Francamente ce ne freghiamo e continuiamo a fare quello che ci piace e che ci fa divertire. Di sicuro la nostra ambizione non è quella di diventare i nuovi Lunapop o cose del genere, ma vedere le etichette piccole comportarsi come le major e pubblicare robaccia che il meschinetto di turno incenserà come i novelli Beatles affossa un intero movimento (oltre a devastare l’apparato digerente)“.
In realtà Kramer non si limita a produrli, ma partecipa attivamente al cd come arrangiatore assieme alla band e suona il vibrafono in “Barbon”, pezzo tra jazz e la psichedelia buono per telefilm anni ’70 alla Starsky and Hutch.
Fortunato incontro il loro, nato sulle pagine di MySpace. Una storia moderna di abbattimento dei confini grazie alla Rete, dopo continui sbattimenti, sudore, demo, partecipazioni a compilation, concerti per intimi o per platee più vaste. E tutto questo è intriso nel sound di The Orange Beach.
Multiforme e coeso, Fuzz you! è il prodotto di una scelta ben calibrata dagli Orange Beach: far parlare la qualità della musica. Non per niente la contaminazione della parola è lasciata come marginale e ironica in sole tre occasioni (“Hey! Oh! Eh”, “CWhaWha”, “Ernest’s fear”).
È così che scorrono veloci pezzi come “Quoque tu BMW” (dedicata ai posti di blocco ben conosciuti dalla band), “Bds” (Bar del sole) e “I talk to the wine” (parodia di “I talk to the wind” dei King Crimson) dominate da chitarre tra psichedelia spensierata e ironia.

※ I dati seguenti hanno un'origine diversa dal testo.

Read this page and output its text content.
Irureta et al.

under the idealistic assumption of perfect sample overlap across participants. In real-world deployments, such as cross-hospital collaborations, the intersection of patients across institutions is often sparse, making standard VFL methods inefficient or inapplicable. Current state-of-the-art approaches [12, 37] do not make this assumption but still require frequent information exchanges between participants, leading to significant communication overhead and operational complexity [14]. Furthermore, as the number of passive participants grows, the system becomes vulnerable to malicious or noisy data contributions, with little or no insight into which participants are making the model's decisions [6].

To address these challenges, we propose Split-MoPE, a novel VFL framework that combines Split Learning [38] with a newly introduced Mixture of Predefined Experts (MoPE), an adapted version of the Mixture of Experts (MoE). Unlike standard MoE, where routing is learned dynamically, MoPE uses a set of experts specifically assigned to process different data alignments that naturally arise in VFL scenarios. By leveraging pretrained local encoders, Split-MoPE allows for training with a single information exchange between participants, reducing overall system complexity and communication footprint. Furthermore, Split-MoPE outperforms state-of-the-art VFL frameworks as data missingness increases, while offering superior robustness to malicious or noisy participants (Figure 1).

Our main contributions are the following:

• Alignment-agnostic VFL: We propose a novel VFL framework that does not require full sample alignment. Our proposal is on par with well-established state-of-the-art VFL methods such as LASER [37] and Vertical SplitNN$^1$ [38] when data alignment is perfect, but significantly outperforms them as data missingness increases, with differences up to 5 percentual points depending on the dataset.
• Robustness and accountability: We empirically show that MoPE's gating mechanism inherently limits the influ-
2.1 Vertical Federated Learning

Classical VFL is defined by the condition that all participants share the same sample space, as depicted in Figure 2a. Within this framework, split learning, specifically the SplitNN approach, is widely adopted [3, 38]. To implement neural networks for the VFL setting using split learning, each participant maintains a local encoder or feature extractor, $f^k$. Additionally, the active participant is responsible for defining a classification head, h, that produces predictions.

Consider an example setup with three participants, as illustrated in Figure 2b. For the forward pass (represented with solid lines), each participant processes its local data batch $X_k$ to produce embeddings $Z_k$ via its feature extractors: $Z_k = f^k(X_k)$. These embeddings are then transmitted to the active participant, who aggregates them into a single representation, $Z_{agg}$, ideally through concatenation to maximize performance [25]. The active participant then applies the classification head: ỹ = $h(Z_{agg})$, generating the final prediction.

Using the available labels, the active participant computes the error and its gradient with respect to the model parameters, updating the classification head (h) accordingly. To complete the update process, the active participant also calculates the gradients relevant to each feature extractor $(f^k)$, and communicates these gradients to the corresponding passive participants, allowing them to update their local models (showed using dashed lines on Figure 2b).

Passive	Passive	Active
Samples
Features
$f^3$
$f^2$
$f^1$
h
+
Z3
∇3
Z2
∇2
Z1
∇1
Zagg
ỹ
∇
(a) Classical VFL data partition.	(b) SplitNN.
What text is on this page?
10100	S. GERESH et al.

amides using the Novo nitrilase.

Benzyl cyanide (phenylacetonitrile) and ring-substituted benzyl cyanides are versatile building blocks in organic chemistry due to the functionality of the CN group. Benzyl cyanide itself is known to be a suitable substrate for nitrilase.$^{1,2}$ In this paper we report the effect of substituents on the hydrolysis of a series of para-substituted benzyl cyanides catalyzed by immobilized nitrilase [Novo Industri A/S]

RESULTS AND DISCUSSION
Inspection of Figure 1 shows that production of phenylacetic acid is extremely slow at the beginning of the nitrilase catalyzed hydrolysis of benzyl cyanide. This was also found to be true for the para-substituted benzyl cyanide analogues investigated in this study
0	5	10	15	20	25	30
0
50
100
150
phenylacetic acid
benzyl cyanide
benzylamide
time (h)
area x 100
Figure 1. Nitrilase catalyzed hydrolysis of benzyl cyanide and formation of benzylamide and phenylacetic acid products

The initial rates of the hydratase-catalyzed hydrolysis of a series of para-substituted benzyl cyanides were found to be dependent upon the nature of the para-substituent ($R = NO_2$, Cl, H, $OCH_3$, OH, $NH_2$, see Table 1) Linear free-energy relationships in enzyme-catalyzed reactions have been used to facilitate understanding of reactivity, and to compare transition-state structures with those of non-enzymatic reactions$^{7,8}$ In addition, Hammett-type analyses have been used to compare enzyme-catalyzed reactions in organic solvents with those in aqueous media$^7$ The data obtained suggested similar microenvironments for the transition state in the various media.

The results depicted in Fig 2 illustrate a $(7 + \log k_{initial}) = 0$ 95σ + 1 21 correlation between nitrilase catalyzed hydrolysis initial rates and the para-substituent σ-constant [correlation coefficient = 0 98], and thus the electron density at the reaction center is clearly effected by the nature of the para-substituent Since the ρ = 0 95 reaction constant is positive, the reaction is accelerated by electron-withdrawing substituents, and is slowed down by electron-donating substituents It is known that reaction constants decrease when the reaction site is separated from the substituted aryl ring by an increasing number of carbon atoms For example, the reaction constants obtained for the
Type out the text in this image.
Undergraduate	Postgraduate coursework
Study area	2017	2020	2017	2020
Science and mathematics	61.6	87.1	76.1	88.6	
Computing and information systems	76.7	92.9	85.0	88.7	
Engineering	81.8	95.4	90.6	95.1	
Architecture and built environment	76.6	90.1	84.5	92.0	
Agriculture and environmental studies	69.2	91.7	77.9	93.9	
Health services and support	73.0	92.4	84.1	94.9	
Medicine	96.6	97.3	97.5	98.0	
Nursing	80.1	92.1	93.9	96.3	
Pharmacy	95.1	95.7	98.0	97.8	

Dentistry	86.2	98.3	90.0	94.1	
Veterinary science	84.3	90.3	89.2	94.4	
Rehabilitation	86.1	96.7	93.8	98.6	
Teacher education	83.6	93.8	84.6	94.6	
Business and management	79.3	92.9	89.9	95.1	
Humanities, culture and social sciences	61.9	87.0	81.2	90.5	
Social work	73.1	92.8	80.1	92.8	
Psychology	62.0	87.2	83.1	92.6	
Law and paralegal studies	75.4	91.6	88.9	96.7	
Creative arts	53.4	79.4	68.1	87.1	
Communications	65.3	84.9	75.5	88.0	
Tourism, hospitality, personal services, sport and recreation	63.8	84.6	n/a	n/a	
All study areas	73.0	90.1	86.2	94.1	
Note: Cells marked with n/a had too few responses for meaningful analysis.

Malinconico e crepuscolare nell’album non mancano poi le storie d’amore come quella tra due fantasmi in “Ghost to ghost” con tanto di amplesso etereo.
L’ultima traccia invece è la perla del lavoro degli Orange Beach. Dopo un ultimo sfogo il cerchio si chiude. A tutti buon ascolto e sempre… Vive le Rock!